The Art of Coffee Tasting: A Beginner's Guide

The Art of Coffee Tasting: A Beginner's Guide

Posted by Angelika Trubko on

Coffee tasting, or 'cupping' as it's known in the industry, is an integral part of the coffee culture. Just as wine connoisseurs swirl, sniff, and sip their way to discern the intricate flavours of a fine wine, coffee aficionados indulge in a similar ritual to unravel the myriad of flavours hidden in a humble cup of coffee.

 

If you are looking to articulate your next cup of favourite coffee and differentiate your coffee from the 800 identifiable flavours' compounds, cupping will be the way to go!

 

You can carry out a coffee tasting with your latest beans purchased from the comfort of your home with the following items:

(1) Freshly ground beans of medium to medium-coarse size (i.e. Filter/French press size);

(2) Weighing Scale;

(3) 93-96 degrees Celsius of water;

(4) Cup/Bowl; and

(5) 2 Spoons.

 

The objective of cupping is to determine the flavours using the following testing parameters to guide you:

(1) Fragrance / Aroma through Smell 

(2) Acidity / Body / Flavour / Aftertaste through Taste

 


This part can be a little tricky for beginners. Don't worry; you're not expected to identify the specific type of berry, or the region of the cocoa noted in your coffee. Start by trying to distinguish basic categories of flavours, like fruity, nutty, chocolaty, spicy, or floral. 

 

Step 1 – Ground Beans

Grind the Beans: You'll need about 8.25 grams of coffee per 150ml of water. Grind the coffee to a medium to medium-coarse grind like French Press or Filter brew ground.

Step 2 – Dry Fragrance Test

Smell the Ground Coffee: Take a deep whiff of the ground coffee. This is called the "fragrance" and it gives you an initial sense of the coffee's qualities.

What are the notes you smell?  

 

Once you have completed the fragrance test, it is time to brew the coffee! Here is how you brew:

 

Step 3 – Soak

Add Hot Water: Boil 150 ml of water per 8.25 grams of ground and let it cool for a minute or so (to about 93-96 degrees Celsius). Then, pour the hot water over the ground coffee, ensuring all the coffee is saturated. Let it steep for 4 minutes.

When the ground is soaked, steeping occurs, allowing for the extraction of flavours, oil, and caffeine from the coffee. It is important to time the steeping process as under or over steeping of grounds may cause under extraction resulting to weak taste or over extraction leading to bitterness.
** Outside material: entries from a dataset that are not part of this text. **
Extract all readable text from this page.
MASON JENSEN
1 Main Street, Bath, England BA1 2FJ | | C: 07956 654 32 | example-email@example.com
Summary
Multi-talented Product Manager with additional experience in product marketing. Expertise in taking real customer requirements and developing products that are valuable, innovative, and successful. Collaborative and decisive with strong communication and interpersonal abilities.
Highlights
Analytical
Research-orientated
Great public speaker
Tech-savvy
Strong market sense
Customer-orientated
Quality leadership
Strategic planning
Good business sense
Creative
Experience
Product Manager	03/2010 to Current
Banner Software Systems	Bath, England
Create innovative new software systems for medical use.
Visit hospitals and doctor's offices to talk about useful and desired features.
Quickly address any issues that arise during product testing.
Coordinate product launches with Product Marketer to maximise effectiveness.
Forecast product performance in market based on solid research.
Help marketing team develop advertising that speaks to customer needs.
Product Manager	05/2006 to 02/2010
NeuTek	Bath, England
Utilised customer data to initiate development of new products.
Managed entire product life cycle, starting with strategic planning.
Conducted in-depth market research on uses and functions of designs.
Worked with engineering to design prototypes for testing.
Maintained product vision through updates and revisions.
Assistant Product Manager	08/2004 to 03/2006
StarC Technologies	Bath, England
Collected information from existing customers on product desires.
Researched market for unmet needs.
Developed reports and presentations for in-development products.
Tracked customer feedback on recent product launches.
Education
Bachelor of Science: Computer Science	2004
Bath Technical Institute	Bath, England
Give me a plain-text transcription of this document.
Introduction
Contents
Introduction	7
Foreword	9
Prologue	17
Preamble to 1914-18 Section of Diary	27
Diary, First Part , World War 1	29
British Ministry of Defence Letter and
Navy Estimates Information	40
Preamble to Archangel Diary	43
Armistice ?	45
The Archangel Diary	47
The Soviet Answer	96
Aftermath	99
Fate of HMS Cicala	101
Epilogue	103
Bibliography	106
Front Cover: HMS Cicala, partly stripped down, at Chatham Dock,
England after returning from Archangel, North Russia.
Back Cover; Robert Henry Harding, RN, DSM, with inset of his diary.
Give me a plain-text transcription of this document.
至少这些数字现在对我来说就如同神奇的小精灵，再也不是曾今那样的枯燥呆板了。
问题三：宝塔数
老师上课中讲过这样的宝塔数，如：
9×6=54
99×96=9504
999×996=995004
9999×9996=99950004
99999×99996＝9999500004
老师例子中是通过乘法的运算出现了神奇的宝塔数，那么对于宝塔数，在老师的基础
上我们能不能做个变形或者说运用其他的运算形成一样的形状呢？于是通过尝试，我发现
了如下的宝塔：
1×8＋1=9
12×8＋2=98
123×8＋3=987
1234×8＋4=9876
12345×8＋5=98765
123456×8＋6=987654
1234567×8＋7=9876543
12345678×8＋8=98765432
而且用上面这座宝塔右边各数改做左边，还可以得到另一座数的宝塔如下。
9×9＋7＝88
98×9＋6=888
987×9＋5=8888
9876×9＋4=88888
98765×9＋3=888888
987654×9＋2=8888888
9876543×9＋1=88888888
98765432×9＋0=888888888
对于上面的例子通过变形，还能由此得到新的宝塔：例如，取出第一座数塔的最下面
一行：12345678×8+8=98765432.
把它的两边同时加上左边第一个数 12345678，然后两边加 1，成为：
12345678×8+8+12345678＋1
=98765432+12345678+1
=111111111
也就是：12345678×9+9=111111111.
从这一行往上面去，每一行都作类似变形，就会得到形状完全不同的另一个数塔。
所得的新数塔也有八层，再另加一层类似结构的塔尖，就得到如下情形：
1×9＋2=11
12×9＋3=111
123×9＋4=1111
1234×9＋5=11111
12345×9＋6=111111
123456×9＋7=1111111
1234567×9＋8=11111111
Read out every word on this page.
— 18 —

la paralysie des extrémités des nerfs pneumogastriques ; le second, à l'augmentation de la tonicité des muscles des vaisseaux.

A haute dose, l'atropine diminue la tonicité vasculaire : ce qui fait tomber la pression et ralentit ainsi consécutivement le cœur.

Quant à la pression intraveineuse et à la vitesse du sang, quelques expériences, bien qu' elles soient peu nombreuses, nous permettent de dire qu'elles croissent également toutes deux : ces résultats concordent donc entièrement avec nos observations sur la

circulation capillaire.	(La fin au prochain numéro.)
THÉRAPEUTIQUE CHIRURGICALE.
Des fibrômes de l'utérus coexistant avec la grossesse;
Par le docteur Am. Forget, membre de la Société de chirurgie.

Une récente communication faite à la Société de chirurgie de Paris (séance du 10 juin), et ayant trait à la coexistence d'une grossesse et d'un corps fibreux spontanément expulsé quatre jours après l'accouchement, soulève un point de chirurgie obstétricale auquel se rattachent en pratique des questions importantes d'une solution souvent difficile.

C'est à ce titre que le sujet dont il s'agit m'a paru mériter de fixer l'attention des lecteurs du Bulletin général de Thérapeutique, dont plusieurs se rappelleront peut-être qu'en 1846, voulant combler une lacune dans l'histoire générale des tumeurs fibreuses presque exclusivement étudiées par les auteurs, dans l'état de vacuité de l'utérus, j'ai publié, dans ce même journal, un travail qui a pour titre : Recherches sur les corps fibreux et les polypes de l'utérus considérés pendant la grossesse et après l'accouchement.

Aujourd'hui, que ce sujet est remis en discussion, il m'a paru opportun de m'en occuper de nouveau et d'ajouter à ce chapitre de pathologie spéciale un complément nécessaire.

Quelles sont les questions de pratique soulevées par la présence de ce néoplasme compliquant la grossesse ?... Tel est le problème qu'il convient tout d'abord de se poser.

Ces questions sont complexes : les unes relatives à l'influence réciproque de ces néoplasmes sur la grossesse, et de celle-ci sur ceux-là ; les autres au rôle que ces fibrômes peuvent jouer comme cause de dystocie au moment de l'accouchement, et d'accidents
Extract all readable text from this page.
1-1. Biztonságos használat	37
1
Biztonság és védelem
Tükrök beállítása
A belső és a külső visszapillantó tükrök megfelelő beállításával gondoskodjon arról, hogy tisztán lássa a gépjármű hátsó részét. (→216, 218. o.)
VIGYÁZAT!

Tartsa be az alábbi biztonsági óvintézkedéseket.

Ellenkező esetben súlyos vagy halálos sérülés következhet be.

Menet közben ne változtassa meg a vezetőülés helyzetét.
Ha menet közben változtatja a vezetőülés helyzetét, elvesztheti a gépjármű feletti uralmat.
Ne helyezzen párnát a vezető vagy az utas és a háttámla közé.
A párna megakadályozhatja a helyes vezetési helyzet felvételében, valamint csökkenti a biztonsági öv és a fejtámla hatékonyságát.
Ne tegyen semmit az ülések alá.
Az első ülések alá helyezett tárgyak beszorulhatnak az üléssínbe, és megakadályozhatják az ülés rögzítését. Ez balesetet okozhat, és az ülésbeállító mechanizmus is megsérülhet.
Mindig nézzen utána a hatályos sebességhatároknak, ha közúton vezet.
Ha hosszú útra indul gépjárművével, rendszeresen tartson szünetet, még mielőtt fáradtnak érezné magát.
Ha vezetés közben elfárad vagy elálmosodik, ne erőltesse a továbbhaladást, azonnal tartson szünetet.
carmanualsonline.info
Once 4 minutes is up, you should see a crust of coffee grounds on the surface and it’s time for Step 4.

Step 4– Break the Crust

After 4 minutes, a crust will form on top of the cup. Break this crust by stirring three times. As you do this, lean in to smell the aroma that is released. This is a key part of the cupping experience.

Step 5 – Remove Foam

Using two spoons, skim off any remaining coffee grounds or foam from the top. 

Step 6 – Wet Aroma Test

1.     Smell the Brewed Coffee: Take a deep whiff of the brewed coffee. Jot down the notes you smell.

 

 

Once the assessment of ground using your sense of smell, it is time to go into the taste test. 

 

Hot Tip – Slurp, Do not Sip
You might think slurping is impolite, but in coffee tasting, it is essential. When you slurp, the coffee is atomised, covering your entire palate, and reaching your olfactory receptors, giving you a complete perception of the coffee's flavour.

 

Step 7 – Taste Test

Taste the Coffee: Now, it’s time to taste the coffee. Take a spoonful of coffee, slurp it (to aerate and distribute it across your palate), then note the flavours, body, acidity, sweetness, and aftertaste.

Additionally, when you have swallowed (or spit out) the coffee, pay attention to the taste that lingers in your mouth. This aftertaste or 'finish' can tell you a lot about the quality of the coffee.

Be sure to clean your spoon between each cup if you are cupping several coffees and cleanse your taste palate with a cup of water.

Step 8 - Evaluate

Reflect on and write down your observations. You can use a coffee flavour wheel to help you identify different flavours and aromas.

Step 9 – Compare

If you are cupping multiple coffees, repeat the process with each coffee, then compare your tasting notes.

Step 10 – Practice

The more you taste, the better you'll get at identifying subtle flavours and nuances.

 

 


In conclusion, the world of coffee is vast and diverse. Each coffee varietal has its unique set of flavours, influenced by its variety, where it was grown, and how it was processed and roasted. Learning to appreciate these subtleties will not only make you a more discerning coffee drinker but will also open the door to a new world of sensory experiences.